3. Conclusions: Toward a Research Agenda
There has been a growing body of research examining how built environment attributes can influence active behaviors. We have identified key issues and challenges providing robust evidence-based research on the role of the surrounding physical environment on people’s active life in the context of a super-aged society. To summarize, the following issues need to be investigated in future studies:
explore challenges and opportunities that shrinking cities will have on active behaviors;
identify optimal levels of environmental attributes, such as residential density and slope, needed to support healthy active aging;
understand time/place in the elderly’s active behaviors (the way elderly are exposed to environments or use surrounding environmental opportunities); and
examine disparities in the distribution of activity-friendly environmental attributes.

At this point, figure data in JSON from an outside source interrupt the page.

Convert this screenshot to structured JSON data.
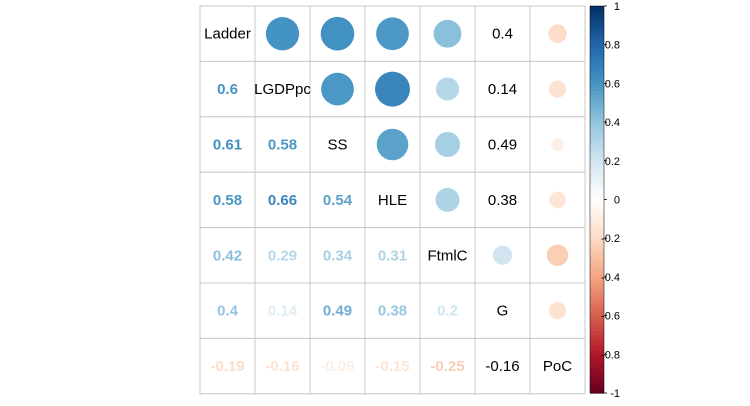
{
  "chart_data": {
    "type": "heatmap",
    "variables": [
      "Ladder",
      "LGDPpc",
      "SS",
      "HLE",
      "FtmlC",
      "G",
      "PoC"
    ],
    "matrix": [
      [
        1,
        0.6,
        0.61,
        0.58,
        0.42,
        0.4,
        -0.19
      ],
      [
        0.6,
        1,
        0.58,
        0.66,
        0.29,
        0.14,
        -0.16
      ],
      [
        0.61,
        0.58,
        1,
        0.54,
        0.34,
        0.49,
        -0.09
      ],
      [
        0.58,
        0.66,
        0.54,
        1,
        0.31,
        0.38,
        -0.15
      ],
      [
        0.42,
        0.29,
        0.34,
        0.31,
        1,
        0.2,
        -0.25
      ],
      [
        0.4,
        0.14,
        0.49,
        0.38,
        0.2,
        1,
        -0.16
      ],
      [
        -0.19,
        -0.16,
        -0.09,
        -0.15,
        -0.25,
        -0.16,
        1
      ]
    ],
    "upper_labels": [
      [
        "",
        "",
        "",
        "",
        "",
        "0.4",
        ""
      ],
      [
        "",
        "",
        "",
        "",
        "",
        "0.14",
        ""
      ],
      [
        "",
        "",
        "",
        "",
        "",
        "0.49",
        ""
      ],
      [
        "",
        "",
        "",
        "",
        "",
        "0.38",
        ""
      ],
      [
        "",
        "",
        "",
        "",
        "",
        "",
        ""
      ],
      [
        "",
        "",
        "",
        "",
        "",
        "",
        ""
      ],
      [
        "",
        "",
        "",
        "",
        "",
        "",
        ""
      ]
    ],
    "lower_labels": [
      [
        "",
        "",
        "",
        "",
        "",
        "",
        ""
      ],
      [
        "0.6",
        "",
        "",
        "",
        "",
        "",
        ""
      ],
      [
        "0.61",
        "0.58",
        "",
        "",
        "",
        "",
        ""
      ],
      [
        "0.58",
        "0.66",
        "0.54",
        "",
        "",
        "",
        ""
      ],
      [
        "0.42",
        "0.29",
        "0.34",
        "0.31",
        "",
        "",
        ""
      ],
      [
        "0.4",
        "0.14",
        "0.49",
        "0.38",
        "0.2",
        "",
        ""
      ],
      [
        "-0.19",
        "-0.16",
        "-0.09",
        "-0.15",
        "-0.25",
        "-0.16",
        ""
      ]
    ],
    "upper": "circle",
    "lower": "number",
    "color_scale": {
      "range": [
        -1,
        1
      ],
      "ticks": [
        "1",
        "0.8",
        "0.6",
        "0.4",
        "0.2",
        "0",
        "-0.2",
        "-0.4",
        "-0.6",
        "-0.8",
        "-1"
      ],
      "colors": [
        "#67001F",
        "#B2182B",
        "#D6604D",
        "#F4A582",
        "#FDDBC7",
        "#FFFFFF",
        "#D1E5F0",
        "#92C5DE",
        "#4393C3",
        "#2166AC",
        "#053061"
      ]
    },
    "grid": true,
    "legend": "right"
  }
}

In this commentary, our focus was only on walking, as the most common type of physical activity, especially among older adults. There are other types of physical activities, such as exercise, which may be of interest for elderly. Understanding how built environments may influence exercise among elderly requires further research. Cross-disciplinary research, between urban design/planning, sport sciences, public health, transport, geography, and gerontology, is needed to build evidence on how to build, retrofit, and sustain activity-friendly built environments in the context of a super-aged society.
Author Contributions
M.J.K., K.O. and T.N. conceived the idea and drafted the paper. All authors contributed to the writing and assisted with the interpretation. All authors have read and approved the final manuscript.
Funding
M.J.K. was supported by a JSPS Postdoctoral Fellowship for Research in Japan (#17716) from the Japan Society for the Promotion of Science. T.N. was supported by Japan Society for the Promotion of Science KAKENHI Grant Number JP15H02964 for this research. K.O. was supported by the MEXT-Supported Program for the Strategic Research Foundation at Private Universities, 2015–2019 the Japan Ministry of Education, Culture, Sports, Science and Technology (S1511017).
Conflicts of Interest
The authors declare no conflict of interest.